Mara went to the wall and from there looked back at the faces which, every one, showed something like anger, or reluctance. They did not want to know all this. She said, "All this happened quickly — so Candace told me. This." — and she indicated the globe, with its tiny caps of ice top and bottom — "was how things were for fifteen thousand years. And then the ice came down, quite fast, in a hundred years."

"Fast?" jeered one of the girls. She was seventeen. To her the hundreds, and the thousands, and the tens of thousands, meant no more than the kind of talk children overhear: grown-ups conversing above their heads using words they do not know.

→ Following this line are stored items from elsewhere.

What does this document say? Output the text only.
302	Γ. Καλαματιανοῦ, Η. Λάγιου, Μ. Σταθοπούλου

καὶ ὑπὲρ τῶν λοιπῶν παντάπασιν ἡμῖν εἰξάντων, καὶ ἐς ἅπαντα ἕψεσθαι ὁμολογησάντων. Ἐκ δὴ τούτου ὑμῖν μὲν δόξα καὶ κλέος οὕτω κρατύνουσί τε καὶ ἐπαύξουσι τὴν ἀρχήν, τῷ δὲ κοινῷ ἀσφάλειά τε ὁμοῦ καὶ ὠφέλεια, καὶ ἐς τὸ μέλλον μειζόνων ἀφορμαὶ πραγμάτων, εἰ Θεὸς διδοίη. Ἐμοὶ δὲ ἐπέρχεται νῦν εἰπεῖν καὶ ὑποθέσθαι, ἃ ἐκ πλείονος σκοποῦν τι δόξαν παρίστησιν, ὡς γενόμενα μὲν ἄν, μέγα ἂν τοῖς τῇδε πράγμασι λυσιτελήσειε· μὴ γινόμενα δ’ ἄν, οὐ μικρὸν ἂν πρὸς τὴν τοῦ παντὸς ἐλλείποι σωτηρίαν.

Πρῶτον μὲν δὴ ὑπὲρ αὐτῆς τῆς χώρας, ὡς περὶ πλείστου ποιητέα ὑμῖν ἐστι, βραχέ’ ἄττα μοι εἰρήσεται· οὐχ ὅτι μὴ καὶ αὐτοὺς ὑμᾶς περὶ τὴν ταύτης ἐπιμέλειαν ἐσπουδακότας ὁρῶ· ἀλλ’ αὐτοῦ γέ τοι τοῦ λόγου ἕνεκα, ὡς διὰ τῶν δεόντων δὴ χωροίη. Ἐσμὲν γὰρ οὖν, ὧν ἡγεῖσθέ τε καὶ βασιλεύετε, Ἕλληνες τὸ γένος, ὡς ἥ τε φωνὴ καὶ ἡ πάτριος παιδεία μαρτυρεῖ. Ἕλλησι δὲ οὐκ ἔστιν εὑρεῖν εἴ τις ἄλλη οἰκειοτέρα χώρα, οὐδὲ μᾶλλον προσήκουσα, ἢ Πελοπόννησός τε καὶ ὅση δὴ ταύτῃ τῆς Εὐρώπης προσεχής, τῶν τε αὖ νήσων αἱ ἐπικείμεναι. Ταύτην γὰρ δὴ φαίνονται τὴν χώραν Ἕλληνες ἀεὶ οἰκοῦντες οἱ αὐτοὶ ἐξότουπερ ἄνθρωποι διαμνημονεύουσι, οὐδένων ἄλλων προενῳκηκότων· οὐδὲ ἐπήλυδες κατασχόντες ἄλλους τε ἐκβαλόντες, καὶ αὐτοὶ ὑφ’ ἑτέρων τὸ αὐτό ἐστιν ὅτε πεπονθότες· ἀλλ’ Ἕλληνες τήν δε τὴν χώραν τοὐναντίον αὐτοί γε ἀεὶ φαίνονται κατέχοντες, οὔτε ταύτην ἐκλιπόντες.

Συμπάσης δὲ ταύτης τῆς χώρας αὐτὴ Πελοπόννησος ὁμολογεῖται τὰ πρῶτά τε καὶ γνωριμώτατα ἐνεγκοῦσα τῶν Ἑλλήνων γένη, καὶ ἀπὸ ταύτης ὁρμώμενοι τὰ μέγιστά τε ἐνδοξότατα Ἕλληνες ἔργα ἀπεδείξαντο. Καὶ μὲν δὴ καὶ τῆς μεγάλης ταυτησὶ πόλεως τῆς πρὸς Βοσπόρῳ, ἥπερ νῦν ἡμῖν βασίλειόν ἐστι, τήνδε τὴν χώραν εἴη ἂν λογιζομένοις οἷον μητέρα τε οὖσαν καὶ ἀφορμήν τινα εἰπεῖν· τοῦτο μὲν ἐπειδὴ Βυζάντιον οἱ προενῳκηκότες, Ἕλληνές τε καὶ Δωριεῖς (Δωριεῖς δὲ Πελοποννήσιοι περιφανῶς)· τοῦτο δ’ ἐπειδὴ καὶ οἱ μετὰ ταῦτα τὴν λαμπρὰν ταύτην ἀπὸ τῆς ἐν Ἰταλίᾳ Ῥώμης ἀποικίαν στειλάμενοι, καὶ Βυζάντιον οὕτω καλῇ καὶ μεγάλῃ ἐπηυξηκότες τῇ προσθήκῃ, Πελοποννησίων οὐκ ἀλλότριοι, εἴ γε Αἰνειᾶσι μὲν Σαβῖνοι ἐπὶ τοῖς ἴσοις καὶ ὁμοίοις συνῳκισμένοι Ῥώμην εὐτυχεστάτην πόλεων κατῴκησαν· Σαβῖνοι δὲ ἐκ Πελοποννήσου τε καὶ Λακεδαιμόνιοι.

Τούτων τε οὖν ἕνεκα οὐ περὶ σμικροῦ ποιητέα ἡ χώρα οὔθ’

"It began," said Mara, "when these lands here." — and she pointed to the north of the globe — "which had people and towns and plenty to eat, had to empty because it got so cold, and they knew the ice was coming. And that took." — she looked at the girl who had spoken — "not much more than twice seventeen years."

The girl burst into tears.

"These things can happen quickly," Mara pleaded, imploring them, begging them. "Just imagine: all of this, all." — and she made the globe spin slowly — "all of it here, the top half, beautiful and good to live in, and then the ice came down over it."

The people were restless, their eyes evasive and gloomy, and they sighed, and wanted to leave.

Juba said, "Mara is concerned for us all. She wants us to leave Chelops."

"Where to?"."When?"."How, move?" — came from various people.